Problem
Encrypting a wallet through JSON RPC or Qt appears to allow a user to include null characters in the passphrase, but silently ignores everything including and after the first null character.
For instance (on regtest), trying to set a passphrase of “a{null character}b”:
curl --user __cookie__ --data-binary '{"jsonrpc": "1.0", "id":"curltest", "method": "encryptwallet", "params": ["a\u0000b"]}' -H 'content-type: text/plain;' http://127.0.0.1:18443/
This will succeed, but allow the user to unlock with the passphrase “a”, instead of the expected full passphrase (which also works):
curl --user __cookie__ --data-binary '{"jsonrpc": "1.0", "id":"curltest", "method": "walletpassphrase", "params": ["a",10]}' -H 'content-type: text/plain;' http://127.0.0.1:18443/
I am also able to replicate it in Qt on my macOS machine by running printf 'a\0b' | pbcopy and pasting the result into the passphrase dialog.

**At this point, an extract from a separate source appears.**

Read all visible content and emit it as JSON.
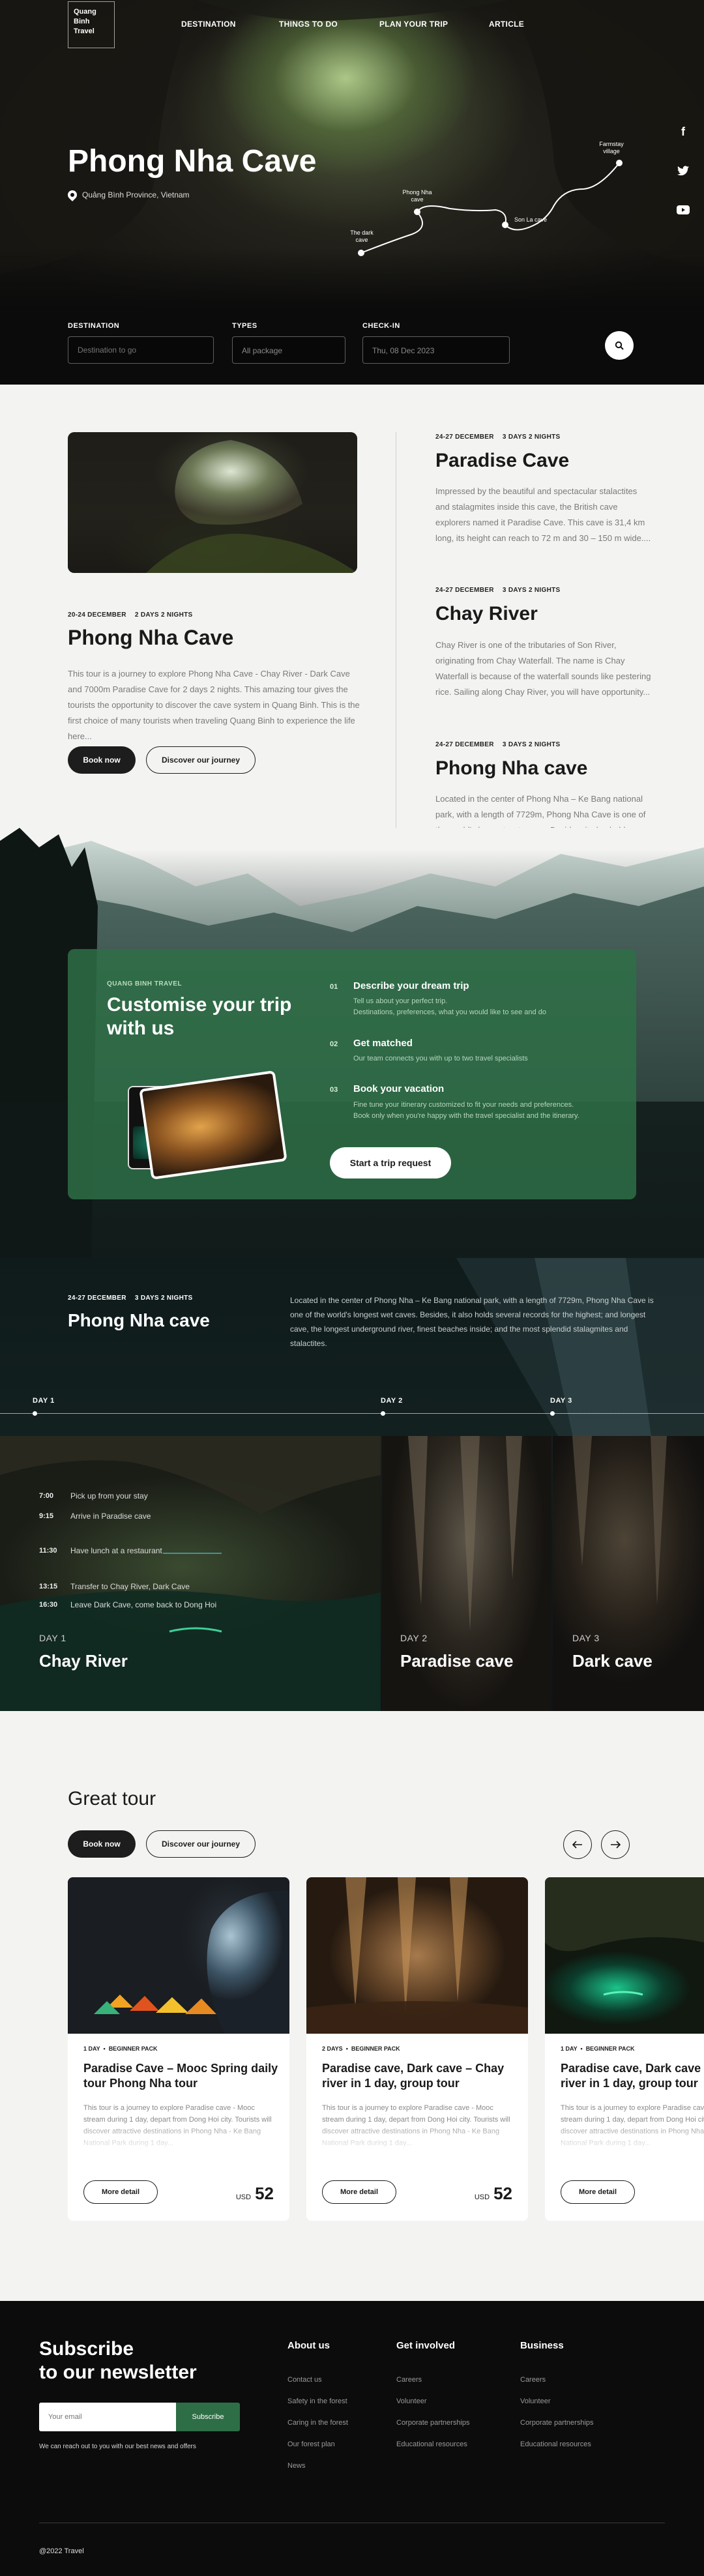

My main concern is a user thinking that they’re generating, say, 32 random bytes as a passphrase, and if they’re unlucky and get a zero in the first few bytes, it unexpectedly cuts their security down to almost nothing.
Root Cause
The reason is due to our SecureString type. SecureString is a std::string specialization with a secure allocator. However, when assigned, it’s treated like a C- string (no explicit length and null-terminated). See the original PR for more details.
Potential Solutions
I think there are two plausible approaches to take. The first (and my preference) is to allow and support null characters, and I will submit a PR that enables that (by making SecureString use the entire string). The second is to explicitly reject any passphrases that contain null characters.
One significant complication may be that, if anyone is already using a passphrase with a null, then my first solution would stop their wallet from unlocking. However, it would still be unlockable just by trimming the null and any subsequent characters.